What if an easily portable device could improve sleep quality through sound stimuli? This is the experiment carried out by Swiss researchers from the Polytechnic School of Zurich.
- Researchers have developed a wearable device that plays specific sounds to improve deep sleep.
- According to the first clinical study, the tool would be effective… but not for everyone.
With age, the quality of sleep tends to decrease and “deep sleep” is disturbed. In a way, the opposite of the expression “sleep like a baby”! To improve this specific phase of sleep known (in medical jargon) as “sleep without rapid eye movements”, Swiss researchers from the Swiss Federal Institute of Technology in Zurich (ETH) carried out a clinical trial to test a new device.
It is a portable device called “SleepLoop”, designed to emit sounds into the ears (via earphones) during the deep sleep phase.
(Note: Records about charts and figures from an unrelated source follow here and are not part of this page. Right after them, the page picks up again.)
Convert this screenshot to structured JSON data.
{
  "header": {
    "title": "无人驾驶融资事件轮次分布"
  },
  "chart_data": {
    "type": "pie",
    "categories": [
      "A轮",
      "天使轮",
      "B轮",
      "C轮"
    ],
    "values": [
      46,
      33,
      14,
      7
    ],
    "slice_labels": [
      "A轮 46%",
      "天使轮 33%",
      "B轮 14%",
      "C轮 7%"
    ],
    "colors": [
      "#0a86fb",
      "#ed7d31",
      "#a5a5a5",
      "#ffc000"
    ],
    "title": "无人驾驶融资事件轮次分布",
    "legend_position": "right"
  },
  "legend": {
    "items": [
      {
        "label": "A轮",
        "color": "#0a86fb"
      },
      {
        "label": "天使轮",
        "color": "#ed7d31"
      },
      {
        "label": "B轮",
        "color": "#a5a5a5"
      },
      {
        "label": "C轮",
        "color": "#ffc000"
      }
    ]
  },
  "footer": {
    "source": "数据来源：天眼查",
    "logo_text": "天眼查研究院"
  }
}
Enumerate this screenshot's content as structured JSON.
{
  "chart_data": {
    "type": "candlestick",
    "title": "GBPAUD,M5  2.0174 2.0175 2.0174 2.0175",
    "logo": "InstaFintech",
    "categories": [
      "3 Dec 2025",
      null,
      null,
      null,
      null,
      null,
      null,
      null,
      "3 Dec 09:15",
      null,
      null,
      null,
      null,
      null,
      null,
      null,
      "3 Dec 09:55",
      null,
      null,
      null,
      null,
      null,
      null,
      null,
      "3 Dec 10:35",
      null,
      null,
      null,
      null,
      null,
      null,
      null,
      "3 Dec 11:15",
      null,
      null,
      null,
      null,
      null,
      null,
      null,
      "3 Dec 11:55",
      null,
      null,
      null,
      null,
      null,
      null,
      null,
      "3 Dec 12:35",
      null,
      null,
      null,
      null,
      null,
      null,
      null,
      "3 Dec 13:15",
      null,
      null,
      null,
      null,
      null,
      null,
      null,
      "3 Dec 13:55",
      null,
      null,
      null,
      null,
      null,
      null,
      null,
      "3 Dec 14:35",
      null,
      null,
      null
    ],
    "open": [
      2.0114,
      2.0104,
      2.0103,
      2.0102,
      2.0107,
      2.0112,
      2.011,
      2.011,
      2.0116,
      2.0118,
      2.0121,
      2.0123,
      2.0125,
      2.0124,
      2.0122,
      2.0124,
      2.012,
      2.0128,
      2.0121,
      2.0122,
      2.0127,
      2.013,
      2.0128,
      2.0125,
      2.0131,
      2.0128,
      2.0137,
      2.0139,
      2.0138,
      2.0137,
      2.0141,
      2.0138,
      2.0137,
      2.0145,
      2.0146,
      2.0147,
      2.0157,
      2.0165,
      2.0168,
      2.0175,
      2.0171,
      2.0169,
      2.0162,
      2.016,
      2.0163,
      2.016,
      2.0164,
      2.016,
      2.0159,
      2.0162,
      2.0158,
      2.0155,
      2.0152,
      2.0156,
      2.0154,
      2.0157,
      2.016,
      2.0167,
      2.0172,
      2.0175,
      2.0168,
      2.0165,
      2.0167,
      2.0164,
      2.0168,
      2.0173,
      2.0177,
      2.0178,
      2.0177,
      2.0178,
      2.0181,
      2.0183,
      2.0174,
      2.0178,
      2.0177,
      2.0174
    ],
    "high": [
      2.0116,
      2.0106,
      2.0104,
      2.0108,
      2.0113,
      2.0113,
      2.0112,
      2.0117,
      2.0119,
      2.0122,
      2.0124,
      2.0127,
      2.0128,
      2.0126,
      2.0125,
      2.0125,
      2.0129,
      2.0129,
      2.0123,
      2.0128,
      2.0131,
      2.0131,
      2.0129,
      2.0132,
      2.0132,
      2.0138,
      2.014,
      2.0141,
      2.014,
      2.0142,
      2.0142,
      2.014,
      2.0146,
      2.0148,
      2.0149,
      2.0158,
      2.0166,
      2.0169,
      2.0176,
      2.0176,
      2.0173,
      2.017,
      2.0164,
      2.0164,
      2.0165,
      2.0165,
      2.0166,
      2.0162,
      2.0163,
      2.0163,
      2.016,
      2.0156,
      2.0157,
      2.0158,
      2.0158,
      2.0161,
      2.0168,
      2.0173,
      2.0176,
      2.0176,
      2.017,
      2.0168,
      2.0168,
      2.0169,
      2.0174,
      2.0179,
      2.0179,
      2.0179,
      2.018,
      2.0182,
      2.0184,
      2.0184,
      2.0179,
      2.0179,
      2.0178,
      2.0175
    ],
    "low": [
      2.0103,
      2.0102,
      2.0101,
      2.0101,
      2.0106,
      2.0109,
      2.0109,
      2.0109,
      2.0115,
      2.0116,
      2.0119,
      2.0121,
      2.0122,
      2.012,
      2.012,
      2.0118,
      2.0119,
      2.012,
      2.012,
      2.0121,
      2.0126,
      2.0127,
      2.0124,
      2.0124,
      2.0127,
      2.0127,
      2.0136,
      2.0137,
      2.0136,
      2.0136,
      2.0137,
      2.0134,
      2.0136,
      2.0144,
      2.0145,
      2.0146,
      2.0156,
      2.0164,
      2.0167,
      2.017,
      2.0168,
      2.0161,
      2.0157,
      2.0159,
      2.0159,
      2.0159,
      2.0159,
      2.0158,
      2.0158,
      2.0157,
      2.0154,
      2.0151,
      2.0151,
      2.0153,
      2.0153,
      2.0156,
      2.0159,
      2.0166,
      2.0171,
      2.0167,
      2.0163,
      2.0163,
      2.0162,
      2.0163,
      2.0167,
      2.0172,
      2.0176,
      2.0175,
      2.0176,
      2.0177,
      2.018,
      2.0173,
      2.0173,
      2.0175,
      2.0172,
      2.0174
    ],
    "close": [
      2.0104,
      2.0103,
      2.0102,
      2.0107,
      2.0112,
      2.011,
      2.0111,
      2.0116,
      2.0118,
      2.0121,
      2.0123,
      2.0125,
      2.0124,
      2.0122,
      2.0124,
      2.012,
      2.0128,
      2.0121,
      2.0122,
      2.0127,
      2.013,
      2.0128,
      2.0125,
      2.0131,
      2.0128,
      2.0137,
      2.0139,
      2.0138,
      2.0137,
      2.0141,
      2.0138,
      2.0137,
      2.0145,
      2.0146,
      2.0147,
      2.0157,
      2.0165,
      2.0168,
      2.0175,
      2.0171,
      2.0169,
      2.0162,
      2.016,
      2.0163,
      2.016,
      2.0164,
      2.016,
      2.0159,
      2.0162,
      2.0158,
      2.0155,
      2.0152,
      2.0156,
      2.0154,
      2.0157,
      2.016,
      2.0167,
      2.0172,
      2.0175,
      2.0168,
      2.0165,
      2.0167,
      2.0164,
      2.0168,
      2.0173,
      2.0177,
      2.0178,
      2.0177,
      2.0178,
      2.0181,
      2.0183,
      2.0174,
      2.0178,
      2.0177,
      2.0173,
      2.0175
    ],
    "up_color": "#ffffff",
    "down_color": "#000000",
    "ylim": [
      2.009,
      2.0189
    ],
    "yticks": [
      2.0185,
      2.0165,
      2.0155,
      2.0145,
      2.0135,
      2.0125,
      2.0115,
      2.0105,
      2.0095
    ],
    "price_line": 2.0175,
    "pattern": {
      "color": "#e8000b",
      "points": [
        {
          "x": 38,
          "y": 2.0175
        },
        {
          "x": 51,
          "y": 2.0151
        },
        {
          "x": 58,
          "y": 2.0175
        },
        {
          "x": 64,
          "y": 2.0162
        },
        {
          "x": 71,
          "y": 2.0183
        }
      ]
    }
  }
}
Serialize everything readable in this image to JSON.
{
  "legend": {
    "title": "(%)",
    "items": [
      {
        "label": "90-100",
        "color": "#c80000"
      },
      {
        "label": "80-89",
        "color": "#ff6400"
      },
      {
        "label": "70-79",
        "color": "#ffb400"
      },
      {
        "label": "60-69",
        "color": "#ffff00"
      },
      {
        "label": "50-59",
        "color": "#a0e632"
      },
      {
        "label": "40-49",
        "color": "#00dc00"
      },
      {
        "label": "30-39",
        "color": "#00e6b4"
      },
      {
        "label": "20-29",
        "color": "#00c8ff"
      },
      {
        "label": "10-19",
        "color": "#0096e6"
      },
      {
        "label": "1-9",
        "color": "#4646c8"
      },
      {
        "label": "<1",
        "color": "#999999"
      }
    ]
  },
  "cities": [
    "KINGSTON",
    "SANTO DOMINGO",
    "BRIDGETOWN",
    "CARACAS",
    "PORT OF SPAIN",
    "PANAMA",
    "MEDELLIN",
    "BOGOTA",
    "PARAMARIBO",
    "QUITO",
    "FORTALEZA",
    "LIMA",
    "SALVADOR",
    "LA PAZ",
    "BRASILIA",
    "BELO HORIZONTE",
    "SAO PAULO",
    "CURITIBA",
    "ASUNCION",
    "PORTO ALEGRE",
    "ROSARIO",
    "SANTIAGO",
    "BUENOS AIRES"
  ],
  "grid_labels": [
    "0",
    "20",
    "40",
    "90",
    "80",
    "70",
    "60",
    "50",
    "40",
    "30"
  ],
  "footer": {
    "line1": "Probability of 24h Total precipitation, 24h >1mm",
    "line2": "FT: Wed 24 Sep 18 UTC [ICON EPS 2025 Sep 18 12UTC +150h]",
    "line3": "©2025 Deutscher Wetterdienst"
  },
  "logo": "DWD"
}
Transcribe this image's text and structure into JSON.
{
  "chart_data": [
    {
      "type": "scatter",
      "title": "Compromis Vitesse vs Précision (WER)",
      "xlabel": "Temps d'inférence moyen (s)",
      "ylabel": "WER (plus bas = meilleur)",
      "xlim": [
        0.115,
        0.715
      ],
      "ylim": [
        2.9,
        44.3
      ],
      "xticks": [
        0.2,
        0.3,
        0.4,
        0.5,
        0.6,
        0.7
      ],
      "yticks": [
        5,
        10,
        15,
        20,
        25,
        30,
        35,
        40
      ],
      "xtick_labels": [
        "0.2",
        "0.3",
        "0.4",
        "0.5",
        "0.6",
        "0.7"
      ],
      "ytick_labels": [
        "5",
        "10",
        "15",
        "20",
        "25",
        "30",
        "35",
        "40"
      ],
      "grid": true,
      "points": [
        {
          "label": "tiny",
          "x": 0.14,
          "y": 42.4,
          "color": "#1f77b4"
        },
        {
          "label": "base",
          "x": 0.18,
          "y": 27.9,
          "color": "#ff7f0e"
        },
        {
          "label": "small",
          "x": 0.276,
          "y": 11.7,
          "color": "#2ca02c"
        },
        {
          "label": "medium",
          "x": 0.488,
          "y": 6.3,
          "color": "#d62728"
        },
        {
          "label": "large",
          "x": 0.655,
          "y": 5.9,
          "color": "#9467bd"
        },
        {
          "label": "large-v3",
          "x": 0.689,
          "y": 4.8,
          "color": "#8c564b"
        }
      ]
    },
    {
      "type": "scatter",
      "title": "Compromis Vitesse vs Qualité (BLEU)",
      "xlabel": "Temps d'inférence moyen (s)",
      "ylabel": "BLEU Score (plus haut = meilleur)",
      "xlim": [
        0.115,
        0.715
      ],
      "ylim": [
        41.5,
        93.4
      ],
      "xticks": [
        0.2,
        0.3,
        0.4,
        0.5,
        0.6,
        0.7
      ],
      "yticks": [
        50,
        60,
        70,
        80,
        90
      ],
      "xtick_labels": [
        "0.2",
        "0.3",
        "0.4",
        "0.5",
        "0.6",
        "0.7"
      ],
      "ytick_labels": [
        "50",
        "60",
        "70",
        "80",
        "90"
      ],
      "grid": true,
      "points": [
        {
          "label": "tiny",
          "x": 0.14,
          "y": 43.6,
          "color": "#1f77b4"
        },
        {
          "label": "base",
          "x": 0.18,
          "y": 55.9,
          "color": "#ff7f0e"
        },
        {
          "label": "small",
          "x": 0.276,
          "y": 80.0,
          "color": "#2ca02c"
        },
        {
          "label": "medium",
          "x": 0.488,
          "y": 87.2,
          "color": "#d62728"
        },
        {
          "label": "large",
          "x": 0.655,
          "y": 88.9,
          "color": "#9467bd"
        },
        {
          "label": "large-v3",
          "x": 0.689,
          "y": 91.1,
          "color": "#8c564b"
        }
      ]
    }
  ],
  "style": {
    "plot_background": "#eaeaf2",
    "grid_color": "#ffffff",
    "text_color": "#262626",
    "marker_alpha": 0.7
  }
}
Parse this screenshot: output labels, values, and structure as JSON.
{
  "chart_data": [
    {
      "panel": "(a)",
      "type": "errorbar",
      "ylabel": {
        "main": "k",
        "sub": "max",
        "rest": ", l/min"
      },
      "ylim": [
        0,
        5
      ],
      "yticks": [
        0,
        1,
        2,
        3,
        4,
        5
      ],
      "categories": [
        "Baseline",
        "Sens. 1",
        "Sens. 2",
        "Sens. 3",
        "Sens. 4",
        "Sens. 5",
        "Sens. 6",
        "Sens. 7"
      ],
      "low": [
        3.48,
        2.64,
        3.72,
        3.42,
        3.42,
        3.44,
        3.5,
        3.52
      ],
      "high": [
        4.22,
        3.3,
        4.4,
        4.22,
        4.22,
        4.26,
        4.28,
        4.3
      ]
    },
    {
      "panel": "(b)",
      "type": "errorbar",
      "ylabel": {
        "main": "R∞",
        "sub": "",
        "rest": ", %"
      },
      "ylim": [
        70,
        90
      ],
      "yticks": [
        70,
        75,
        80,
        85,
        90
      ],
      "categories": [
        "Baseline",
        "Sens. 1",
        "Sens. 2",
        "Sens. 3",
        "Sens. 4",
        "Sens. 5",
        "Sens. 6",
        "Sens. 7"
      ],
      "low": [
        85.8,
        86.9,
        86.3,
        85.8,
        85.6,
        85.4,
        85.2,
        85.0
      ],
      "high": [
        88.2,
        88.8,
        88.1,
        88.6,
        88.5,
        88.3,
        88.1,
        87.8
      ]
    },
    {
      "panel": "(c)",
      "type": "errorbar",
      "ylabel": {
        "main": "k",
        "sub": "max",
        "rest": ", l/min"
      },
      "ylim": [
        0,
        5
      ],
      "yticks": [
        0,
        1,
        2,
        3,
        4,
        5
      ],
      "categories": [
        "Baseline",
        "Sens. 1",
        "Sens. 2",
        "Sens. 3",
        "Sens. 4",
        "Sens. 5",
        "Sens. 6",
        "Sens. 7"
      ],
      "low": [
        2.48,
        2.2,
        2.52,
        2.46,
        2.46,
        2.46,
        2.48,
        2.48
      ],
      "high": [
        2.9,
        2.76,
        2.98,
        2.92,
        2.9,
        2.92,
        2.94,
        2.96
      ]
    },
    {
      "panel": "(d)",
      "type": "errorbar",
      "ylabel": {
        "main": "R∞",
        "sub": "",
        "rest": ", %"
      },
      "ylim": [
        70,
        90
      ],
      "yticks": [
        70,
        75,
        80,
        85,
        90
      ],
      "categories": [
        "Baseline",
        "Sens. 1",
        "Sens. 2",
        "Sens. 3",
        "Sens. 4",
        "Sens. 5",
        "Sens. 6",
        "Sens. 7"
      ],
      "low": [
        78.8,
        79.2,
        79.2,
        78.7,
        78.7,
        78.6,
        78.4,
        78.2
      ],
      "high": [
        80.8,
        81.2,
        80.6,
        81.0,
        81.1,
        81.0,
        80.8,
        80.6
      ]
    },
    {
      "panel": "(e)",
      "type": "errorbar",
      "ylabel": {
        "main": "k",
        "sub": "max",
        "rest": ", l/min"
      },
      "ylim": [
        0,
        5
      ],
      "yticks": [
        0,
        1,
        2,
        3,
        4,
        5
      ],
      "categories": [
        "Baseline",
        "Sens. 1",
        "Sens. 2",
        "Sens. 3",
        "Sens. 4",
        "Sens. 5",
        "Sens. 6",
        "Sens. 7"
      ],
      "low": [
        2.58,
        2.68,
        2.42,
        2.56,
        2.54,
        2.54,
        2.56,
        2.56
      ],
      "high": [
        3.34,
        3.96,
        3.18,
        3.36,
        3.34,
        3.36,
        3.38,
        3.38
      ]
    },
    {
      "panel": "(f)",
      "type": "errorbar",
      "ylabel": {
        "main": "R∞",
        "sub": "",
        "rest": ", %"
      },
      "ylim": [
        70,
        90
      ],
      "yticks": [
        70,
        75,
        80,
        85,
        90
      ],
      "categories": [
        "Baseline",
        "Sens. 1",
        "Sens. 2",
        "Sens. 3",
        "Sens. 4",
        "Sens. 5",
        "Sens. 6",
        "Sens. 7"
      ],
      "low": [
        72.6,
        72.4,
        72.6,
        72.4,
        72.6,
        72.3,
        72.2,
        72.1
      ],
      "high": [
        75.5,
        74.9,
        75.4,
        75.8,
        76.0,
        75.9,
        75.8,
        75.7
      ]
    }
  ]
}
The object has a headband equipped with electrodes and a microchip, whose role is to continuously measure the cerebral activity of the sleeping person.
The collected data is analyzed in real time and autonomously thanks to the microchip using personalized software. As soon as the sleeper shows slow waves (signs of deep sleep), the system triggers a short auditory signal, which is characterized by a small “click”.
The fact of receiving this sound would allow the organism to synchronize the neuronal cells and to reinforce the action of the slow waves. Of course, SleepLoop has been designed in such a way that the person wearing the headphones is not woken up by these sounds!
Half-hearted efficiency
The first trial was conducted with 16 participants aged 60 to 80, who used SleepLoop directly at home. The volunteers wore the device every night for a total of four weeks. The auditory stimulation was administered every night for two weeks only, without the participants knowing when exactly.
Published in the journal CommunicationsMedicine, the results seem encouraging. “It worked very well. We had surprisingly little data loss and participants found the device user-friendly.“, explains Caroline Lustenberger, who led the study.
But if the experience proved conclusive in terms of familiarization with the object, not all the participants expressed the same sensitivity to sound stimuli. “Some people generally reacted well to stimuli and showed clearly improved slow waves, while others showed no reaction, regardless of their day-to-day well-being.n,” observes Caroline Lustenberger.
The researchers will therefore use this data to optimize the effectiveness of SleepLoop, so that it benefits as many people as possible.